The Self-supervised Co-training method proposed leverages complementary RGB streams and optical flow streams in video data to enhance feature learning. By adopting this strategy, the research presents a means to mine positive class samples for one view using another view. This introduces a significant innovation beyond traditional instance discrimination approaches, like InfoNCE, by systematically improving the sampling process rather than proposing a new loss function.

Contributions

Incorporation of Semantic-Class Positives: The research demonstrates that integrating semantic-class positives in instance-based training leads to notable representation improvements. Through an oracle experiment, it shows the performance gap that is achievable when using positive samples selected via semantic labels, termed as UberNCE, compared to standard instance-based learning.
Self-supervised Co-training Scheme: CoCLR is introduced as a method that mines positive samples from different views within the dataset. The paper exploits RGB and optical flow views to bridge gaps between instance-based learning and supervised contrastive learning outcomes. CoCLR constructs positive pairs from semantically similar samples across different views, thereby improving upon the representation compared to InfoNCE, approaching the performance levels of UberNCE.
Downstream Task Evaluation: The paper thoroughly evaluates the learned representations on action recognition and video retrieval tasks using UCF101 and HMDB51 datasets. The CoCLR approach achieves either state-of-the-art or comparable performance to existing self-supervised approaches, all while requiring less data for pre-training.

Results and Implications

The experimental results demonstrate that self-supervised co-training using CoCLR allows for significant efficiency improvements. The work shows that models pre-trained with CoCLR achieve higher accuracy in several downstream tasks with less training data. Notably, CoCLR achieves impressive results in both linear probe settings for action recognition and in video retrieval tasks.

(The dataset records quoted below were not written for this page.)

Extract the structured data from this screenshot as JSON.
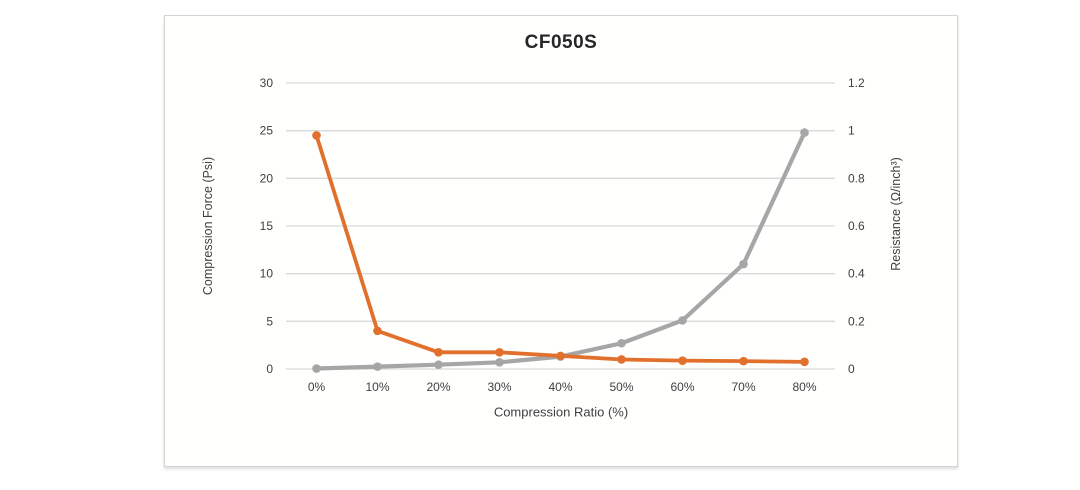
{
  "page": {
    "background_color": "#ffffff",
    "panel_background_color": "#fffffe",
    "panel_border_color": "#d6d4d1"
  },
  "chart": {
    "title": "CF050S",
    "title_color": "#262626",
    "gridline_color": "#d9d9d9",
    "tick_label_color": "#404040",
    "x_axis": {
      "title": "Compression Ratio (%)",
      "tick_labels": [
        "0%",
        "10%",
        "20%",
        "30%",
        "40%",
        "50%",
        "60%",
        "70%",
        "80%"
      ]
    },
    "y_axis_left": {
      "title": "Compression Force (Psi)",
      "tick_labels": [
        "30",
        "25",
        "20",
        "15",
        "10",
        "5",
        "0"
      ]
    },
    "y_axis_right": {
      "title": "Resistance (Ω/inch³)",
      "tick_labels": [
        "1.2",
        "1",
        "0.8",
        "0.6",
        "0.4",
        "0.2",
        "0"
      ]
    }
  },
  "chart_data": {
    "type": "line",
    "title": "CF050S",
    "categories": [
      "0%",
      "10%",
      "20%",
      "30%",
      "40%",
      "50%",
      "60%",
      "70%",
      "80%"
    ],
    "series": [
      {
        "name": "Compression Force (Psi)",
        "axis": "left",
        "color": "#a6a6a6",
        "values": [
          0.05,
          0.25,
          0.45,
          0.7,
          1.3,
          2.7,
          5.1,
          11,
          24.8
        ]
      },
      {
        "name": "Resistance (Ω/inch³)",
        "axis": "right",
        "color": "#e2702d",
        "values": [
          0.98,
          0.16,
          0.07,
          0.07,
          0.055,
          0.04,
          0.035,
          0.033,
          0.03
        ]
      }
    ],
    "xlabel": "Compression Ratio (%)",
    "ylabel_left": "Compression Force (Psi)",
    "ylabel_right": "Resistance (Ω/inch³)",
    "ylim_left": [
      0,
      30
    ],
    "ylim_right": [
      0,
      1.2
    ],
    "grid": true,
    "legend": "none"
  }
}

Future Directions and Implications

The methodologies presented in this paper pave the way for further exploration into leveraging multiple data views in representation learning. While the focus has been on video modalities, there exists potential for application across other data types, including images and multi-modal forms, such as audio-visual or text-visual learning. This perspective opens opportunities for more efficient learning systems that could be less dependent on extensive labeled datasets.

In terms of potential applications, the improved efficiency and accuracy of video representations can contribute significantly to the fields of video analysis and understanding, impacting real-world applications such as video surveillance, sports analytics, and human-computer interaction.

Conclusion

The paper's exploration into co-training complementary video views and the systematic improvement of sampling for contrastive learning marks a significant step in self-supervised learning research. The implications are profound, promising more data-efficient training regimens that achieve high performance on challenging tasks. CoCLR stands as an exemplary technique within the landscape of self-supervised video representation learning, with the potential to influence both theoretical research and practical applications.